Mail Archives: djgpp/1998/05/12/21:30:38
^Hawk^ wrote:
>
> On Tue, 12 May 1998 15:27:39 -0400, "John S. Fine"
> <johnfine AT erols DOT com> wrote:
>
> >at the end of a routine to restore registers and exit. For a
> >crash that occurs in that code, what better line number would
> >you like the compiler to have chosen than the line number of the
> >closing brace.
> Where the allocation fault was !?
It's not possible for the compiler to do that in any reasonable
fashion. C is very lenient; it lets you do almost anything on the
assumption that you meant to do it that way. There are some utilities
out there that allow you to track memory allocation and there are even
some that support runtime array bounds checking. However, the compiler
_can_ catch a great number of potential mistakes if you let it.
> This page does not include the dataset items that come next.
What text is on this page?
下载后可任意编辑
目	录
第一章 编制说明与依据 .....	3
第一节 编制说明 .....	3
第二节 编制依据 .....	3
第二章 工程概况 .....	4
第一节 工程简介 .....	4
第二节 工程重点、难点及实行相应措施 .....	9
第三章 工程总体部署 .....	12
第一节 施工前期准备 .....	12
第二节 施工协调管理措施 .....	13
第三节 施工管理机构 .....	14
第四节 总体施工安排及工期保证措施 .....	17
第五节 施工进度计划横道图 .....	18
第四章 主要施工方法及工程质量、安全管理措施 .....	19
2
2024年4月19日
The
'-Wall' and '-O' switches, when used in combination, can detect
variables that are potentially used without being initialized (among
other things).
Example code:
/* uninit.c */
#include <stdio.h>
int main( void )
{
char *p;
gets( p );
return 0;
}
When compiled with "gcc -Wall -O -g -o uninit.exe uninit.c", the
following warning occurs:
uninit.c: In function `main':
uninit.c:6: warning: `p' might be used uninitialized in this function
The problem is that too many people don't know about those incredibly
useful warning options.
If your problem was not allocating the correct _amount_ of memory for a
pointer, then there's no way or reason for the compiler to know that you
did anything wrong.
--
John M. Aldrich <fighteer AT cs DOT com> - ICQ UIN# 7406319
* Anything that happens, happens.
* Anything that, in happening, causes something else to happen,
causes something else to happen.
* Anything that, in happening, causes itself to happen again, happens
again.
* It doesn't necessarily do it in chronological order, though.